Table 3 below (from the paper) shows the results on the MIMIC-III dataset using the full ICD-9 codes. Our model achieved the strongest results across multiple metrics compared to the other systems. It improves the state-of-the-art Micro F1 score as well as ranking-based precision scores (P@K – precision at 8 and 15).
On the Dutch and French datasets, we establish two baselines. The first is MultiResCNN, which is the best performing model on MIMIC-III that is publicly available. The second is XLM-RoBERTa, a multi-lingual transformer model.
However, only Effective-CAN can be trained on the full label set (i.e. 144 codes for Dutch, 940 codes for French): XLMRoBERTa and MultiResCNN run out of 16GB GPU memory. As such, we resort to comparison with the baselines on only the top-50 codes. XLMRoBERTa yields poor results for both Dutch and French. Recall is particularly low, likely caused by the model only seeing the first 512 subwords of a long encounter with thousands of tokens. Our model with multi-layer attention substantially outperforms the other two systems.
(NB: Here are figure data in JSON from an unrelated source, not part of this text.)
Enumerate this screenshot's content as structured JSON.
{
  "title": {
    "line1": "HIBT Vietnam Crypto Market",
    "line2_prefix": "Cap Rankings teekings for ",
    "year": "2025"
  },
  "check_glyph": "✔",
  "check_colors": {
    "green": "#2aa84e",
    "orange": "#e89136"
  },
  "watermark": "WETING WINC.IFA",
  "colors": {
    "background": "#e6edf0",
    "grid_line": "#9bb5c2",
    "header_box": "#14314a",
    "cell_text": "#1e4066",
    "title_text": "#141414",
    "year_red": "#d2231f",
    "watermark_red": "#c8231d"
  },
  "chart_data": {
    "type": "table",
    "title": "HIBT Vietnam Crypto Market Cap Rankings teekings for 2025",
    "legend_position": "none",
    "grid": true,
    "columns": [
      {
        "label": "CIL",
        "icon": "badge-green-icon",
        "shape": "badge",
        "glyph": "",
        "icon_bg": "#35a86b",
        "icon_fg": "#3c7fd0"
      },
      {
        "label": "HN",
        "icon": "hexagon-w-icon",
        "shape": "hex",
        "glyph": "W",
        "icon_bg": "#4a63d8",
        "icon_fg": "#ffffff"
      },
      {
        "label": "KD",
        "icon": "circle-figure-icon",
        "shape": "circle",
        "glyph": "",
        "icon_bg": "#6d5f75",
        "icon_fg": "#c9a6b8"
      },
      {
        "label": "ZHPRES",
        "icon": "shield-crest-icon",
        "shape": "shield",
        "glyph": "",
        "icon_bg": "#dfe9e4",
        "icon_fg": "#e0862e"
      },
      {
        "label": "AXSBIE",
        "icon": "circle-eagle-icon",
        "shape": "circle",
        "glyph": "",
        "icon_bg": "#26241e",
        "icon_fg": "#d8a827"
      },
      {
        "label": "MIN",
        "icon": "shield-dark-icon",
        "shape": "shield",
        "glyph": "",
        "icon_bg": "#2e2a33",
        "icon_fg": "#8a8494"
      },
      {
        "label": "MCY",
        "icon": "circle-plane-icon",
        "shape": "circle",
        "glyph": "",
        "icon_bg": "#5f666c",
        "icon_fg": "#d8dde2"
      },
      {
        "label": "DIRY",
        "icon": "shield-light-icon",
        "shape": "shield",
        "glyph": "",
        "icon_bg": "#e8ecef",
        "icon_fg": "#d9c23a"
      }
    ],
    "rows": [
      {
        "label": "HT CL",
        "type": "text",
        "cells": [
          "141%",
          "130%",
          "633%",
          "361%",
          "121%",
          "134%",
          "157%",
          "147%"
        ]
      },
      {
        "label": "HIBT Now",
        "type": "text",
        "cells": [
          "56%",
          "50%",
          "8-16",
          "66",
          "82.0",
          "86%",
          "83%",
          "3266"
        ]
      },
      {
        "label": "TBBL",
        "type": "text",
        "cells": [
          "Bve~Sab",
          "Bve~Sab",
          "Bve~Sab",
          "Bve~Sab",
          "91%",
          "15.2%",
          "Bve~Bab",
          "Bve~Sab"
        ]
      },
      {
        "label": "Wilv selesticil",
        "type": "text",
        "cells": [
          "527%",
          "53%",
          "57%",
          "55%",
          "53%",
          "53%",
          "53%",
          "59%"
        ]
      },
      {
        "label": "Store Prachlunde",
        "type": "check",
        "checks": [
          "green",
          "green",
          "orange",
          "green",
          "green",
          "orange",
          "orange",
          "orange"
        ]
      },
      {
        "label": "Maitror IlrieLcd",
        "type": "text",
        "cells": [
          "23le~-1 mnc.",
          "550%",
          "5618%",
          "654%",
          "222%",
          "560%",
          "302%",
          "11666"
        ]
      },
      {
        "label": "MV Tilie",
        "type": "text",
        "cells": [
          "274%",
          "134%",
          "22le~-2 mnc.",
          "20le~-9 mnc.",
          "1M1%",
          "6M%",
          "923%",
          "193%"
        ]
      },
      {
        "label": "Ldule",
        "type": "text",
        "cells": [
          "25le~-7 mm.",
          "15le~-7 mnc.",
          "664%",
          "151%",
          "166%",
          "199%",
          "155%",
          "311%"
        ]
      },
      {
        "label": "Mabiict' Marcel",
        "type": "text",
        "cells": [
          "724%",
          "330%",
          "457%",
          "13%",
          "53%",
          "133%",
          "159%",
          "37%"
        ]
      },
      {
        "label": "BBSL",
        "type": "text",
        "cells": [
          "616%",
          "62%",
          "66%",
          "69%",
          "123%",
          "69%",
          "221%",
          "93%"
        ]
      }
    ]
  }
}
We proposed an effective convolutional attention network for MLDC and showed its effectiveness for medical coding on long documents. Our model features a deep and more refined convolutional encoder, consisting of multiple Res-SE blocks, to capture the multi-scale patterns of the document texts.
Furthermore, we use the multilayer attention to adaptively select the most relevant features for each label. We employ the focal loss to improve the rare-label prediction without sacrificing the overall performance. Our model obtains the state-of-the-art results across several metrics on MIMIC-III and compares favorably with other systems on two non-English datasets.